Sinar mentari menyorot pada wajahnya secara tiba-tiba. Keningnya bertaut dalam karena silau, tangan kanannya ikut menutup separuh wajah cantiknya itu. Hari ini libur untuk pergi ke sekolah, dan seharusnya matahari tahu jika Meyes menginginkan tidur yang lebih panjang lagi, tapi apa ini?
Meyes menggeleliat, menutupi seluruh tubuhnya menggunakan selimut tebal berwarna hitam itu. Namun, seseorang membuka selimutnya dengan kasar, menyeret kakinya untuk keluar dari kasur.
"Aduh! Aku ngantuk!" ucap Meyes dengan suara seraknya.
"Ayo, bangun!" sahut Aisyah.
Gadis itu mendengus, kedua matanya masih terpejam dengan erat, "Ma, ini hari minggu, aku masih ngantuk!"
"Bangun Mey, kamu harus mandi!

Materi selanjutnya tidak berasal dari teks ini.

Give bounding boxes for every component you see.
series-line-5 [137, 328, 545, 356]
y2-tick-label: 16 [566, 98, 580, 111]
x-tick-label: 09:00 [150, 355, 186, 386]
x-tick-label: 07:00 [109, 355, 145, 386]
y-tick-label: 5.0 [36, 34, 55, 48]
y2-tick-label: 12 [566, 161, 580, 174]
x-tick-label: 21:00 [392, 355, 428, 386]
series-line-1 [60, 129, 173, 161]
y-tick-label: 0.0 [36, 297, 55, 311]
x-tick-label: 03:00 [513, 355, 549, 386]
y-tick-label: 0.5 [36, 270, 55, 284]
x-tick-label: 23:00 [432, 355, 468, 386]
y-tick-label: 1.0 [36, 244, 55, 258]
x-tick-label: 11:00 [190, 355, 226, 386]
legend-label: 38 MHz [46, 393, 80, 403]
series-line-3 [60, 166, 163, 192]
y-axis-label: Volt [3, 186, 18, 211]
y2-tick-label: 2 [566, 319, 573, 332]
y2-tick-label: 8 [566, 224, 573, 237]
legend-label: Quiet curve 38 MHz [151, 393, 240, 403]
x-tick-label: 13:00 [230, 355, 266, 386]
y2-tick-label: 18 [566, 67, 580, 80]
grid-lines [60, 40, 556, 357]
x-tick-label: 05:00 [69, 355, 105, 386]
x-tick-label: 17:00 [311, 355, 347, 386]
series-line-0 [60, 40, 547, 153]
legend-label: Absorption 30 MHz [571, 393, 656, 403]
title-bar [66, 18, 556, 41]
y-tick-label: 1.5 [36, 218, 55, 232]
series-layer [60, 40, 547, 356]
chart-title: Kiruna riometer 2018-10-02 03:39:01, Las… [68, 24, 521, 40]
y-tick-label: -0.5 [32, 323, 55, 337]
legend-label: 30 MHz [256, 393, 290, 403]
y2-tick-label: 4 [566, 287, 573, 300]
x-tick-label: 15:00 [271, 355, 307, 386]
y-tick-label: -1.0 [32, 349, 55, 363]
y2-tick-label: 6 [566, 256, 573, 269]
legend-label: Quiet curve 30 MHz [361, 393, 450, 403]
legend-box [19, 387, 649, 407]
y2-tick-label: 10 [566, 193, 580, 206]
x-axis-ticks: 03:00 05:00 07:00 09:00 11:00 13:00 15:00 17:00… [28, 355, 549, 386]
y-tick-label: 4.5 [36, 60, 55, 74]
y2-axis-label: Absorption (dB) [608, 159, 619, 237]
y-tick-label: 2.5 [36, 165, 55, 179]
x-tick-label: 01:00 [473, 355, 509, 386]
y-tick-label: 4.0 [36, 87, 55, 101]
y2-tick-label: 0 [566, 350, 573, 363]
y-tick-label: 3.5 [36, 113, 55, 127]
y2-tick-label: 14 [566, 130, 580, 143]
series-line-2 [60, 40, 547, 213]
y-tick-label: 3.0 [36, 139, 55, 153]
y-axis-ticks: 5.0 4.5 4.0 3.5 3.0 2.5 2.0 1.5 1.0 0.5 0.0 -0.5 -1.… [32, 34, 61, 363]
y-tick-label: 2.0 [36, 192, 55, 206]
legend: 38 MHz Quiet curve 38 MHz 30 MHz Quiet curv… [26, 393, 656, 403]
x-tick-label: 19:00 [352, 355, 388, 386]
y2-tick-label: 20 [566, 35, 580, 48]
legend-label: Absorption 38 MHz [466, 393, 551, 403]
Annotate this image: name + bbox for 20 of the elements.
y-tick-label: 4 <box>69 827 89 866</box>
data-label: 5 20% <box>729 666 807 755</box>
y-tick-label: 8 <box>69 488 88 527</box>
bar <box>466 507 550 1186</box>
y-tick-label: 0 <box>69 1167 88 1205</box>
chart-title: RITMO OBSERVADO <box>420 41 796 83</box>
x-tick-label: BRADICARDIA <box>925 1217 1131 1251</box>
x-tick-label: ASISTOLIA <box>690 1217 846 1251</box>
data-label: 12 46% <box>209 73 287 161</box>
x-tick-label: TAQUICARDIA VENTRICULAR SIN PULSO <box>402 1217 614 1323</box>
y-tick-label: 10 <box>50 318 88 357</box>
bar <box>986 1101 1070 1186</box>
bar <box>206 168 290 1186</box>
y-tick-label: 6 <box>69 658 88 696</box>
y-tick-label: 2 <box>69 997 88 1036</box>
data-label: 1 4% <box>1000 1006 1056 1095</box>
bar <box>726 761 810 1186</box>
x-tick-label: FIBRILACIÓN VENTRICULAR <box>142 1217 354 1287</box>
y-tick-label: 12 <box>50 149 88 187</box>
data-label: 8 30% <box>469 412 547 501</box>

Ayo, nanti ada tamu penting yang kamu harus temuin!" Aisyah kembali menarik salah satu lengan putrinya sampai Meyes benar-benar duduk di pinggir ranjang dengan mata terpejam, "Ayo, bangun, ini udah siang Ya Allah!"
"Siapa sih yang dateng? Kenapa harus aku ikutan buat duduk di sofa? Aku tuh capek, kemarin pulang jam enam sore, Mama kenapa sih tumben banget kaya gini," ucap Meyes kesal, sekarang kedua matanya terbuka meskipun terasa sangat berat, dan banyak kotoran mata di pinggiran matanya.
"Temen mama ke sini bawa anaknya, seumuran kamu. Kalau gak ada kamu, siapa yang bakalan ngobrol sama dia kalau bukan kamu?"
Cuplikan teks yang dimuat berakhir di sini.